Auf die Frage nach der Ursache für die Diskrepanz zwischen Wunsch und Wirklichkeit scheint es nur eine Antwort zu geben: Es fehlen, so heißt es, nicht nur in Politik und Wirtschaft, sondern auch in den Untersuchungen von Stiftungen und Instituten, Kinderbetreuungsinstitutionen, Kitas, Ganztagskindergärten (möglichst ohne oder mit nur ganz kurzen Ferien) und Horte. Dass es für die Entwicklung der Kinder besser sein könnte, wenn die Mutter zumindest in der Stillzeit ihren Erwerbsberuf ganz aufgibt, um sich ohne Stress dem Kind zu widmen, scheint als antiquiert zu gelten.
Schnelle Rückschlüsse von der Dichte der Kinderbetreuungseinrichtungen auf die Höhe der Geburtenrate sind aber wissenschaftlich nicht tragfähig. Sie werden allein schon durch einen Vergleich der Lage in Ost- und Westdeutschland widerlegt. In Ostdeutschland gab es 2004 für 37 Prozent der Kinder unter drei Jahren einen Krippenplatz, in Westdeutschland nur für 3 Prozent; in Ostdeutschland waren 98 Prozent der Kindergartenplätze Ganztagsplätze, in Westdeutschland nur 20 Prozent, Ostdeutschland hatte für 41 Prozent der 6- bis 11-Jährigen Hortplätze, Westdeutschland nur für 5 Prozent. 4 Dennoch war die Geburtenrate in Westdeutschland mit 1,2 deutlich höher als in Ostdeutschland mit rund1,0.
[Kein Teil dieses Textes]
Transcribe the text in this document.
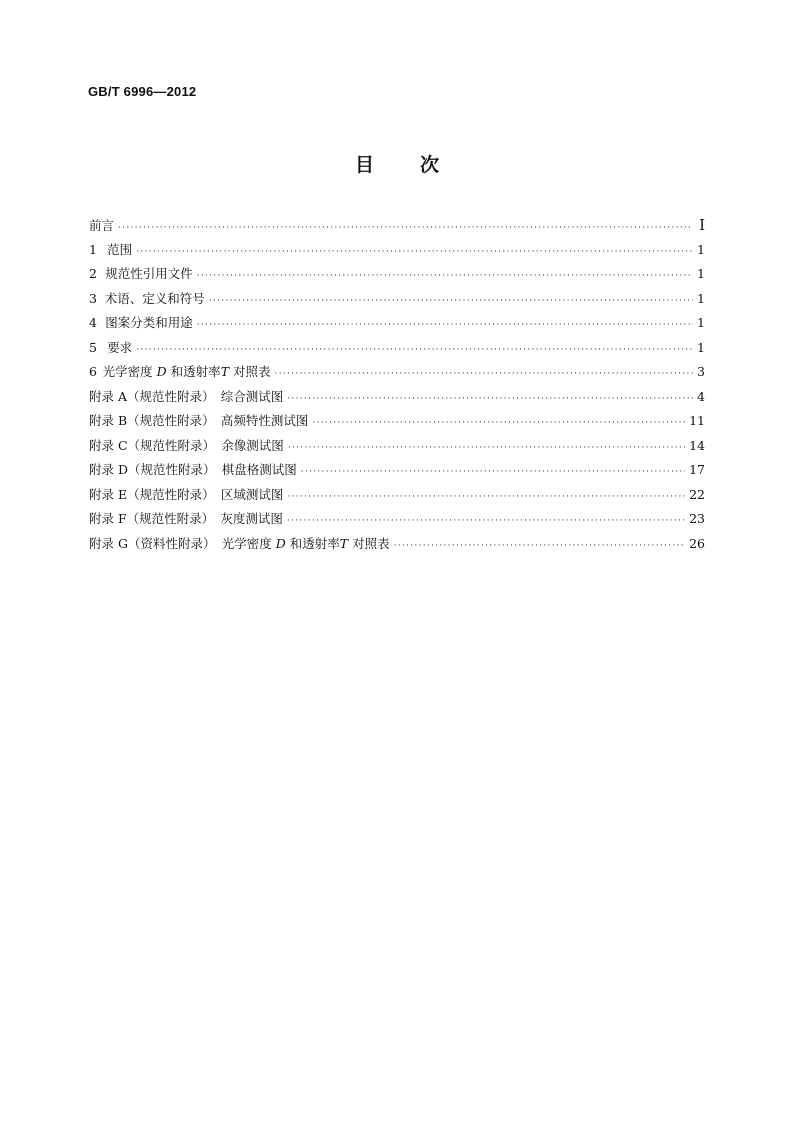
GB/T 6996—2012
目 次
前言 ·····	Ⅰ
1 范围 ·····	1
2 规范性引用文件 ·····	1
3 术语、定义和符号 ·····	1
4 图案分类和用途 ·····	1
5 要求 ·····	1
6 光学密度 D 和透射率T 对照表 ·····	3
附录 A（规范性附录）　综合测试图 ·····	4
附录 B（规范性附录）　高频特性测试图 ·····	11
附录 C（规范性附录）　余像测试图 ·····	14
附录 D（规范性附录）　棋盘格测试图 ·····	17
附录 E（规范性附录）　区域测试图 ·····	22
附录 F（规范性附录）　灰度测试图 ·····	23
附录 G（资料性附录）　光学密度 D 和透射率T 对照表 ·····	26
Die Erwartung, mit einer Ausweitung der staatlichen Kinderbetreuungseinrichtungen könne die Geburtenrate erhöht werden, wird schließlich widerlegt durch die Prioritäten der Betroffenen. In der Hierarchie der Bedingungen, die erfüllt sein sollen, um die Bereitschaft zu Kindern zu entwickeln, stehen die Betreuungsmöglichkeiten für die Kinder weit hinter der Stabilität der Beziehung und dem partnerschaftlichen Konsens, dass beide sich ein Kind wünschen. Während 92 Prozent der 18- bis 44-Jährigen nach einer Allensbacher Untersuchung den Konsens im Hinblick auf den Kinderwunsch und 84 Prozent die Stabilität der Beziehung für entscheidend halten, rangiert die Verfügbarkeit von Kinderbetreuungsmöglichkeiten mit 25 Prozent weit abgeschlagen nur an 9. Stelle von insgesamt 14 Voraussetzungen. 5
Die Tabus: Ehescheidung und Abtreibung
Der Wandel der weiblichen Biographie im vergangenen halben Jahrhundert hin zur Gleichberechtigung in Ausbildung und Studium wird in der Debatte über die Vereinbarkeit von Beruf und Familie meist nur im Hinblick auf den Preis für die Geburtenrate betrachtet. Der Preis besteht in der Verengung des biologischen Zeitfensters der Frau, das für Empfängnis und Geburt von Kindern optimal ist. Dieses Optimum liegt im Alter von 26 bis 31. Das Risiko, dass der Kinderwunsch erst Gestalt annimmt, wenn sich das biologische Fenster schließt, ist groß. Schneller, als bei den ersten Karriereschritten erwartet, ist es zu spät für die Geburt eines Kindes oder weiterer Kinder nach einer ersten Geburt.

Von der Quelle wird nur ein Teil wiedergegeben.